Kernekoncepter
Proposing a generic early stopping method for direct policy search that significantly reduces computation time without the need for problem-specific knowledge.
Resumé
The content discusses the proposal of a generalized early stopping method for direct policy search to save computation time. It addresses the issue of lengthy evaluation times in optimization problems, especially in tasks like direct policy search. The proposed method is tested in various environments and compared with problem-specific stopping criteria, showing significant time savings and comparable performance.
Abstract:
- Lengthy evaluation times are common in optimization problems.
- Proposed early stopping method aims to save computation time.
- Tested in various environments with promising results.
Introduction:
- Evolutionary algorithms increasingly used in applications like games and robotics.
- Direct policy search algorithms require many evaluations, leading to long learning times.
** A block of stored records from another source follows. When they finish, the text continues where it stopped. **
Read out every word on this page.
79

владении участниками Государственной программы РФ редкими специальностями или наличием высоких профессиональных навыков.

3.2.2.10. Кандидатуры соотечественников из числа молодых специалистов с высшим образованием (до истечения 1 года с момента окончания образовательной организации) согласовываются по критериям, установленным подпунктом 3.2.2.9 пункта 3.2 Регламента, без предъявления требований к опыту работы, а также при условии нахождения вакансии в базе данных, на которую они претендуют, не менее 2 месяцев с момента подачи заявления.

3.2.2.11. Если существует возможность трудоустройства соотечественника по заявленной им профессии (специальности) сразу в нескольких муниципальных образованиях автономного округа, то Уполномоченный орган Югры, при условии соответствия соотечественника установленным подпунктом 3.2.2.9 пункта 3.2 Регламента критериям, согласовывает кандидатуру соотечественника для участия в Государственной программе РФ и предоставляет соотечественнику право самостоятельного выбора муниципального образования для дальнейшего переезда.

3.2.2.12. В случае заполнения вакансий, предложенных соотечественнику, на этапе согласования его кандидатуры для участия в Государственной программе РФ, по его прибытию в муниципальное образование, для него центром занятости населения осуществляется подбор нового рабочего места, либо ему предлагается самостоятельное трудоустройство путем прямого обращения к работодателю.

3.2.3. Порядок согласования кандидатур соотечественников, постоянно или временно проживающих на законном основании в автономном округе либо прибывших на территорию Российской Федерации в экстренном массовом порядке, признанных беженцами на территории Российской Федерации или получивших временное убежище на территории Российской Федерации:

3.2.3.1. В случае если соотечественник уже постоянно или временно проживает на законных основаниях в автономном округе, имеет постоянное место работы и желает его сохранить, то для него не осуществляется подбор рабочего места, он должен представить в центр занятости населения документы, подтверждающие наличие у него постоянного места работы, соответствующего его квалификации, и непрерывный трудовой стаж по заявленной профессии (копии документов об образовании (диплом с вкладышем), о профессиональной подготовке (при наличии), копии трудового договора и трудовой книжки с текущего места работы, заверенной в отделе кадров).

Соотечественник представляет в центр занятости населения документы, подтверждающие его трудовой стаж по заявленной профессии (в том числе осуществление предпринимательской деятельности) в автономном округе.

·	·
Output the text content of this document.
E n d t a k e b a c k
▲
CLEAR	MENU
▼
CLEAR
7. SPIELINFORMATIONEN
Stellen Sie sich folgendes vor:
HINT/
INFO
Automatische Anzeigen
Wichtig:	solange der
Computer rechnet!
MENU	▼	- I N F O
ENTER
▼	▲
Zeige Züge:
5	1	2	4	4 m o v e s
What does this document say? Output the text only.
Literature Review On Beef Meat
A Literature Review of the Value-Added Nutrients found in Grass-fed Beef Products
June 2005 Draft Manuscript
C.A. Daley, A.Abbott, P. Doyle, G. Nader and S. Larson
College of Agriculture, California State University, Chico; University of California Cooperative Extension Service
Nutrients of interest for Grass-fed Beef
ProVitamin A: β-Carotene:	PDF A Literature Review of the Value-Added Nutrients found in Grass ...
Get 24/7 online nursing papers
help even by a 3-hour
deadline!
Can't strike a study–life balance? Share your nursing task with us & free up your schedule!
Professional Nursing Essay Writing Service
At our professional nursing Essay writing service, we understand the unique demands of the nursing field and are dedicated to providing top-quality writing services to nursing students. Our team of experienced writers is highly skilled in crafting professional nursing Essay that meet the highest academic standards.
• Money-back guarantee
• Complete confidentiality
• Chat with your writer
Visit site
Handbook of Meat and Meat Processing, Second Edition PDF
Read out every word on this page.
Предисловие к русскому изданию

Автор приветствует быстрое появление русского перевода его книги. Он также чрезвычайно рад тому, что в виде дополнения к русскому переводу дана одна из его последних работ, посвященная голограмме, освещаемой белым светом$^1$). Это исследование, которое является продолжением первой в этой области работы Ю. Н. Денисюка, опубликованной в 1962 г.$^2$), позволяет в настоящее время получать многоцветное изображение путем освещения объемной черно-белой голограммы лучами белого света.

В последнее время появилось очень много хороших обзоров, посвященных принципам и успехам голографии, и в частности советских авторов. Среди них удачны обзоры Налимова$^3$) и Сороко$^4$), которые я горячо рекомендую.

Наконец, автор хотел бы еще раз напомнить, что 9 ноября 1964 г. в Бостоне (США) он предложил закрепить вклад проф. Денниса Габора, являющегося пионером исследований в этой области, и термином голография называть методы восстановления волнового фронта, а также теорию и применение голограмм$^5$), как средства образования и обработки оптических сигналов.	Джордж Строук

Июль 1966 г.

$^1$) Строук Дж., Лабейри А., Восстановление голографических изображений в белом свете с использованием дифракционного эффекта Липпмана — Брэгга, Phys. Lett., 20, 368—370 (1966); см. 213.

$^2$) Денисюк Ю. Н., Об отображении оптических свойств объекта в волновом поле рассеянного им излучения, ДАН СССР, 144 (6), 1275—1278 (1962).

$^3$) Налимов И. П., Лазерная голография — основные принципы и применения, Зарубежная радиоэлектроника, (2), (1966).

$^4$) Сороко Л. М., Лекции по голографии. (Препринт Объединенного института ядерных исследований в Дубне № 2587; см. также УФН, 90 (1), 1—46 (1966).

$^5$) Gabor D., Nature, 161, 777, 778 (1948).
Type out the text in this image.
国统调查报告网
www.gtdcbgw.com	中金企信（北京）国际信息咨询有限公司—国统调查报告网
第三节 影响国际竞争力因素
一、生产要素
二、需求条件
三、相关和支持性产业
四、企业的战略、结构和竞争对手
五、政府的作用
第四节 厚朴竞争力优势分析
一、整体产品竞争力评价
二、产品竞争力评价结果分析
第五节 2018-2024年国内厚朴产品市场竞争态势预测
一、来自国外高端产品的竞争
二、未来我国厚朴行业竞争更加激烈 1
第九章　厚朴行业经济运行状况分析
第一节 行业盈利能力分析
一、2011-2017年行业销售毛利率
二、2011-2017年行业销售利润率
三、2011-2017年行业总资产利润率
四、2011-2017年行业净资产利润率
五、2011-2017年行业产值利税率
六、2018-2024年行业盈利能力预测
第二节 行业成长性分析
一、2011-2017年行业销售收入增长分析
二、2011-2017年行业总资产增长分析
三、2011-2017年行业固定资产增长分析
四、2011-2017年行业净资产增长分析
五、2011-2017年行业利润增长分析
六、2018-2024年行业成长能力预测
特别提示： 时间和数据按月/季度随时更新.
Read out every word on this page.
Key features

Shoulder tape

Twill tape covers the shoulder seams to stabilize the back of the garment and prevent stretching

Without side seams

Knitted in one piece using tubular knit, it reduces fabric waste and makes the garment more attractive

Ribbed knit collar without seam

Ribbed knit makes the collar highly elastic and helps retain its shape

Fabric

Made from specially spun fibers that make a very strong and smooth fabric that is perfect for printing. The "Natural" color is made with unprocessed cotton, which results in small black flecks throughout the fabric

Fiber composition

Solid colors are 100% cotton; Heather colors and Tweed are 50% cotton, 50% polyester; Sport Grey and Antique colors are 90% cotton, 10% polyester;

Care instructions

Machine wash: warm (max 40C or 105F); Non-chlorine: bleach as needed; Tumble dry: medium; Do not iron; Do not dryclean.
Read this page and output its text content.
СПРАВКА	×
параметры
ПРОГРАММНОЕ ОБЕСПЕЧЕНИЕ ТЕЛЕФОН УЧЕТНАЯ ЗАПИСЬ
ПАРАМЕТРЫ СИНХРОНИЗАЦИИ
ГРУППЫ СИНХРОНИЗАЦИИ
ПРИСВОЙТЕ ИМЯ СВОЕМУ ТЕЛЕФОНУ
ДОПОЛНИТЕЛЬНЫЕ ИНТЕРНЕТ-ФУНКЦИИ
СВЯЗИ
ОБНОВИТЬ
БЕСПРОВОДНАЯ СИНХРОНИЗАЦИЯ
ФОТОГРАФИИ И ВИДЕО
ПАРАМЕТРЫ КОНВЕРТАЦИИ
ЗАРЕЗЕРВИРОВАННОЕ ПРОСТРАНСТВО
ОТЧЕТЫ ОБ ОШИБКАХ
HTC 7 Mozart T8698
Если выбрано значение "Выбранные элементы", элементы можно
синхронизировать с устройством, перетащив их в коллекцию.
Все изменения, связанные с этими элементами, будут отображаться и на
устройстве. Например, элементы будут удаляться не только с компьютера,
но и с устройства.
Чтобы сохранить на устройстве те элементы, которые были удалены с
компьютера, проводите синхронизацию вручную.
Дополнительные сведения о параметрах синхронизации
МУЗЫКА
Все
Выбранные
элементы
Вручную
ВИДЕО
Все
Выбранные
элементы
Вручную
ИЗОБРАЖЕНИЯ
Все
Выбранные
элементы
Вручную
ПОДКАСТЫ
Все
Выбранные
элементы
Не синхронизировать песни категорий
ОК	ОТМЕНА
- Surrogate models can be used to replace costly objective functions with faster alternatives.
Related Work:
- Many direct policy search tasks use problem-specific early stopping methods.
- Various approaches have been proposed for hyperparameter optimization.
- Early stopping based on the objective function alone may not always be applicable.
Generalized Early Stopping for Direct Policy Search (GESP):
- GESP is designed for problems with incremental approximation capabilities.
- Resuming an evaluation is not possible once stopped by GESP.
- Assumption of approximation quality ensures proper identification of solutions.
Experimentation:
- Validation of GESP through experiments in different direct policy search tasks.
- Results show significant reduction in computation time with GESP implementation.
- Comparison with problem-specific stopping criteria reveals effectiveness of GESP.
Statistik
Often when evaluating solution over a fixed time period it becomes clear that the objective value will not increase with additional computation time (for example when a two wheeled robot continuously spins on the spot).
We test the introduced stopping criterion in five direct policy search environments drawn from games, robotics and classic control domains, and show that it can save up to 75% of the computation time.
Citater
"Lengthy evaluation times are common in many optimization problems such as direct policy search tasks."
"The proposed method only looks at the objective value at each time step and requires no problem specific knowledge."